A carcinogenesis bioassay of C.I. Solvent Yellow 14 (94.1% pure), a widely used monoazo dye, was conducted by feeding diets containing 250 or 500 ppm of C.I. Solvent Yellow 14 to groups of 50 F344 rats of either sex for 103 weeks. Similar groups of 50 B6C3F1 mice received diets containing 500 or 1,000 ppm of C.I. Solvent Yellow 14 for 103 weeks. Groups of 50 untreated rats and mice of either sex served as controls. Throughout the bioassay, mean body weights of dosed rats and mice were slightly lower than those of controls. No compound-related clinical signs or effects on survival were observed. Increases in nonneoplastic lesions included cardiac valve fibrosis for male and female rats, lymphoid hyperplasia of the lung for male rats, and for female rats, bile duct hyperplasia, focal atrophy of the pancreatic acinus, and nephropathy. None of these effects were observed in mice. Neoplastic nodules of the liver occurred in rats of either sex with a dose-related trend that was significant (male, P<0.001; female, P=0.005), and the incidences in the high-dose groups were significantly higher than those in the controls (male: control, 5/50; low-dose, 10/50; high-dose, 30/50, P<0.001 and female: control, 2/50; low-dose, 3/49; high-dose, 10/48, P=0.011). Lymphomas or leukemias occurred in low-dose female mice at an incidence significantly (P<0.05) higher than that in the controls (12/50, 23/50, 17/50). Because of the lack of a dose-related trend and because the incidence in the high-dose group was not significant, the association between the increased incidence of hematopoietic tumors in the low-dose group and the administration of C.I. Solvent Yellow 14 is not clearly established. The incidence of lymphomas or leukemias in male mice was higher (not statistically significant) than that in the corresponding controls (5/49, 10/50, 10/50); in both low-and high-dose rats of either sex the incidence was significantly (P<0.001) lower than that in controls. Under the conditions of this bioassay, C.I. Solvent Yellow 14 was carcinogenic in male and female F344/N rats, as evidenced by increased incidences of neoplastic nodules of the liver. C.I. Solvent Yellow 14 was not carcinogenic for B6C3F1 mice of either sex. Levels of Evidence of Carcinogenicity: Male Rats: Positive Female Rats: Positive Male Mice: Negative Female Mice: Negative Synonym: 1-(phenylazo)-2-naphthol

Detoxication products of the carcinogenic azodye Sudan I (solvent yellow 14) bind to nucleic acids after activation by peroxidase

The C-hydroxyderivatives of the carcinogenic dye Sudan I, 1-phenylazo-2,6-dihydroxynaphthalene and 1-(4-hydroxyphenylazo)-2-hydroxynaphthalene, which are considered to be detoxication products of this dye bind to DNA or tRNA after oxidation into active metabolites by peroxidase and H2O2 in vitro. The 32P-postlabeling analysis of DNA modified by active metabolites of both Sudan I derivatives provides evidence that the covalent binding to DNA is the principal type of DNA modification. Since the urinary bladder is rich in peroxidases, the participation of these enzymes in activation of detoxicating products of Sudan I may be involved in the initiation of Sudan I-carcinogenesis in this organ.
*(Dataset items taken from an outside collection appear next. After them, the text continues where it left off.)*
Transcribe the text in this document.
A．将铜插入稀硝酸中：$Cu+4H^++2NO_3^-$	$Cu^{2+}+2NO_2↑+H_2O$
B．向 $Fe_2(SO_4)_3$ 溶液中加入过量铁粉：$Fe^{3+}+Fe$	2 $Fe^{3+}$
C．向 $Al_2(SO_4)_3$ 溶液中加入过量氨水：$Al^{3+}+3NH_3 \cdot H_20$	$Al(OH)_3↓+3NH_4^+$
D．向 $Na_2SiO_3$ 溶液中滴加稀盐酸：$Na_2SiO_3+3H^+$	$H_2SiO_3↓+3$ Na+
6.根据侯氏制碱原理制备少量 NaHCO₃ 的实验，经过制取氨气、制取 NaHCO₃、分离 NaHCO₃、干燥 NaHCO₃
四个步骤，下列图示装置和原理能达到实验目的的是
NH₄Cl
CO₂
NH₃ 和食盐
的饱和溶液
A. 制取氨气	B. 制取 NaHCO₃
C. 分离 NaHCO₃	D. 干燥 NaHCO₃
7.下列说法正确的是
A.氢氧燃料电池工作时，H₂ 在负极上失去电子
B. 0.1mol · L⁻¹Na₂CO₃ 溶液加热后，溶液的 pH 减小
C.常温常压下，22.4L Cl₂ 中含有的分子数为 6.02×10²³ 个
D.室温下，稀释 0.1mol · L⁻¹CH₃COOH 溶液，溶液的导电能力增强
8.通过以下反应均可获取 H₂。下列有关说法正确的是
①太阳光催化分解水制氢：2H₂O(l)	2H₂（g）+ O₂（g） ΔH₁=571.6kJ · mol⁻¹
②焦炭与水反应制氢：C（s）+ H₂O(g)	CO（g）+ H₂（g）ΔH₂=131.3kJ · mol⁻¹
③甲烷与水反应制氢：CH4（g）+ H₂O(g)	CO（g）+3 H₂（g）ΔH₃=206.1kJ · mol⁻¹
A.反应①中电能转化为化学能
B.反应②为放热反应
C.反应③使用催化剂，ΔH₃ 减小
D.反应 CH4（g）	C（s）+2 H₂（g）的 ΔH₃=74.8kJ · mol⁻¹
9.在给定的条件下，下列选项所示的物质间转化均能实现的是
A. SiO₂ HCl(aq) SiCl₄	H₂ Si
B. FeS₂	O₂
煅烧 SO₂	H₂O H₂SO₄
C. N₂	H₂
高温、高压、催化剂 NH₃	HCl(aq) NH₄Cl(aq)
Peroxidase-activated carcinogenic azo dye Sudan I (Solvent Yellow 14) binds to guanosine in transfer ribonucleic acid

Peroxidase in the presence of hydrogen peroxide catalyzes in vitro the activation of the carcinogenic azo dye Sudan I (1-phenylazo-2-hydroxynaphthalen) to tRNA-, homopolyribonucleotide- and 5'-monophosphate nucleoside-bound products. tRNA, poly G and guanosine 5'-monophosphate modified by activated Sudan I become colored and have an absorption maximum of approx. 480 nm. Cochromatographic analysis of adducts obtained by a reaction with tRNA and guanosine 5'-monophosphate on a thin layer of cellulose showed that the major Sudan I-tRNA adduct was formed by a reaction of activated Sudan I with guanosine in tRNA. The radical mechanism of the binding of the Sudan I molecule, containing the whole azo aromatic system, to nucleic acids is discussed.